Though Brill is quick to indicate he is a “proponent” of the roll-out of bitcoin ETFs and pro-bitcoin regulation more broadly, the prognosis will not bode well because of its success. In conversation with CoinDesk, Brill explained which he believes factors for example China’s affect on the buying price of bitcoin investing make an approval unlikely.
Specifically, he stated that “It seems unlikely, among all of the other reasons, that this commission will almost certainly wish to move forward having a product in which the major trading is performed with an exchanges that might not be following our AML guidelines.” In other words, China’s domination of bitcoin trading – just as much as 98% of recent bitcoin transactions took place in China – would likely force the SEC to deny any of the bitcoin ETF applications.
Blame China: “a career lawyer for 20 years, Brill worked at Thompson Financial from 2003 through 2010, when it acquired Reuters. Ahead of departing Gemini a year ago, Brill worked because the New York-based exchange’s general council, where he was quoted saying he helped create the legal infrastructure from the exchange and craft a variety of responses to amendments to the S1 filing.”

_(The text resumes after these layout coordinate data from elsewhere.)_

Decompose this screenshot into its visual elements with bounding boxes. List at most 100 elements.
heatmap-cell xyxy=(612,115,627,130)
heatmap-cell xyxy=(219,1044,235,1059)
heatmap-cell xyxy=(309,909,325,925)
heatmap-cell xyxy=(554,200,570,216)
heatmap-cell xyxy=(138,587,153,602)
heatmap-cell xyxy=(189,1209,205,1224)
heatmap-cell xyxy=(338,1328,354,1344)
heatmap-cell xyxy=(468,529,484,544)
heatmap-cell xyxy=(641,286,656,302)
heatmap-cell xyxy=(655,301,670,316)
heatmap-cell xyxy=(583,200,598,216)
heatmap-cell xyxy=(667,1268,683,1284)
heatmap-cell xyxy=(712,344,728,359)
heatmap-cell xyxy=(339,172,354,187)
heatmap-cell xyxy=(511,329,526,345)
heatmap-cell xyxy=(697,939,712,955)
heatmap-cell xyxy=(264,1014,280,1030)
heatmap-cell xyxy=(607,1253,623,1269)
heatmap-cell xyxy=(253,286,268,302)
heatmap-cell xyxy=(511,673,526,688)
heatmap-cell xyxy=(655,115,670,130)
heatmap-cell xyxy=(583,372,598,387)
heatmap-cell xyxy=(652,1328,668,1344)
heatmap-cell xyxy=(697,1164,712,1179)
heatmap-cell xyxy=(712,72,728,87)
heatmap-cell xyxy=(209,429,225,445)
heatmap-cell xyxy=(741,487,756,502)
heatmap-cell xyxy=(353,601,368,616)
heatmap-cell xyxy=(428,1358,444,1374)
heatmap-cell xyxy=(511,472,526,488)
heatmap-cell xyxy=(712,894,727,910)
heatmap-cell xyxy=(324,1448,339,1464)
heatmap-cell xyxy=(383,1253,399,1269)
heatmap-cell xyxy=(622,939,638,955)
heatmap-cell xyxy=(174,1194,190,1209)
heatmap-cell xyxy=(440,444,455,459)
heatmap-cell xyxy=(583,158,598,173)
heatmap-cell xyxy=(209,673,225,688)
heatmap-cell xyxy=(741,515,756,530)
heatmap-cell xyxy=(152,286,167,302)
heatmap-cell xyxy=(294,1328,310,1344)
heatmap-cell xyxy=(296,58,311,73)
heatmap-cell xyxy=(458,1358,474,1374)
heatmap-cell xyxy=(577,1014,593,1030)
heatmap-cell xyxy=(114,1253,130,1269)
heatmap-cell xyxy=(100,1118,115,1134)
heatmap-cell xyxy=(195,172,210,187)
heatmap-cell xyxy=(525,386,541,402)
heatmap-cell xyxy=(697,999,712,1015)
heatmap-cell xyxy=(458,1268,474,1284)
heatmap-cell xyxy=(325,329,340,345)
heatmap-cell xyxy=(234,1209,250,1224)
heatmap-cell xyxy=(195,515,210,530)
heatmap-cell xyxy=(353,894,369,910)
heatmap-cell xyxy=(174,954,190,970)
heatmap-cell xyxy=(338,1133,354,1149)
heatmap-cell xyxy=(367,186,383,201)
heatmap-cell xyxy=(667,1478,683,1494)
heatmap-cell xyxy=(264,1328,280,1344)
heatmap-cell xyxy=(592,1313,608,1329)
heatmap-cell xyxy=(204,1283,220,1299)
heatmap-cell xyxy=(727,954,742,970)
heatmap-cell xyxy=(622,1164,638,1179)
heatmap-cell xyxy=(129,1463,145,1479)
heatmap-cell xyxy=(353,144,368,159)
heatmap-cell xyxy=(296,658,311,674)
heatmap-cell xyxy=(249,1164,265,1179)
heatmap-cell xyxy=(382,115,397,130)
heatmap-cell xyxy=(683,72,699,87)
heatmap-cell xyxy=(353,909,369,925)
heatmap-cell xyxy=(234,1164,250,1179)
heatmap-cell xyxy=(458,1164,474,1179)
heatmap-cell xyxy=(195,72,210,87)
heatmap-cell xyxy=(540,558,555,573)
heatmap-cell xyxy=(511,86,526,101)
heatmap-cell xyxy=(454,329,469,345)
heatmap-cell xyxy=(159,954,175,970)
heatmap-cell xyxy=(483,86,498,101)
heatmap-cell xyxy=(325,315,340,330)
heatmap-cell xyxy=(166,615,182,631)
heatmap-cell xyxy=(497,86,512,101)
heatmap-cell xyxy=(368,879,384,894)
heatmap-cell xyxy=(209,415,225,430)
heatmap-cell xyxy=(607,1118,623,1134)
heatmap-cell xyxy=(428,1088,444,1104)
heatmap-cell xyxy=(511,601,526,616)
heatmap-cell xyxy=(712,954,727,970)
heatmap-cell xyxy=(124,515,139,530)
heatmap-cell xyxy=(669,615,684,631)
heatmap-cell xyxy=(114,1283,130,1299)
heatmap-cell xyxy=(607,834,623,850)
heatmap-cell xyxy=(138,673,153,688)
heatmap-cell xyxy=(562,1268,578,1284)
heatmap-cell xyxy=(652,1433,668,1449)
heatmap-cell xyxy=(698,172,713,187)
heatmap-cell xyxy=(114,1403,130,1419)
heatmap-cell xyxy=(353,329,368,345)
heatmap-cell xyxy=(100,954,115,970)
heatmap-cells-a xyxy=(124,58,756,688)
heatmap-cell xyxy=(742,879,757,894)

Though Brill does feel that that the bitcoin ETF could eventually be permitted to do business on a major stock exchange, he stated the SEC will likely be unlikely to achieve this while up to 95% of most bitcoin transactions are performed in China.
That, along with the China government’s recent crackdown on cryptocurrency exchanges and anti-money laundering practices, makes for a level more unlikely approval, he explained.
“It’s more that the overwhelming largest part of trading will not be being carried out in the US, and being done in an area where regulations and rules are not consistent together with the rules here,” said Brill.
In accordance with Brill, one of several big hopes for additional acceptance and growth of bitcoin is none other than Donald Trump. Speaking shortly before Donald Trump’s inauguration as President, Brill said he is “cautiously optimistic about a more promising environment for bitcoin companies down the road.”
From a strictly small business perspective, he predicted Trump would likely have a pro-bitcoin stance. However, considering concerns about a possible “trade war” with China following Trump’s expected policies, Brill said the predominance of bitcoin trading inside the nation could be a hindrance. He concluded: “I would like to try to discover what approaches might work to really make it easier for bitcoin companies to expand over the US. Because today, it is extremely difficult because every state has something different they want.”
Ultimately, bitcoin investors may have to make do without smartbitcoininvestments for quite a while, particularly when as some suspect, not just Chinese traders, but local HFTs have got over trading of the extremely volatile product. Still, which might be a very good thing: neglecting to get ETF approval will just keep bitcoin extremely volatile, and this is why it has become the darling asset of a subset of traders starved for volatility inside a world where central banks have eliminated almost any daily gyrations from the equity class. Consequently, we might expect bitcoin vol just to grow, not decline, in the process making the attainment in the bitcoin “holy grail” so much more improbable.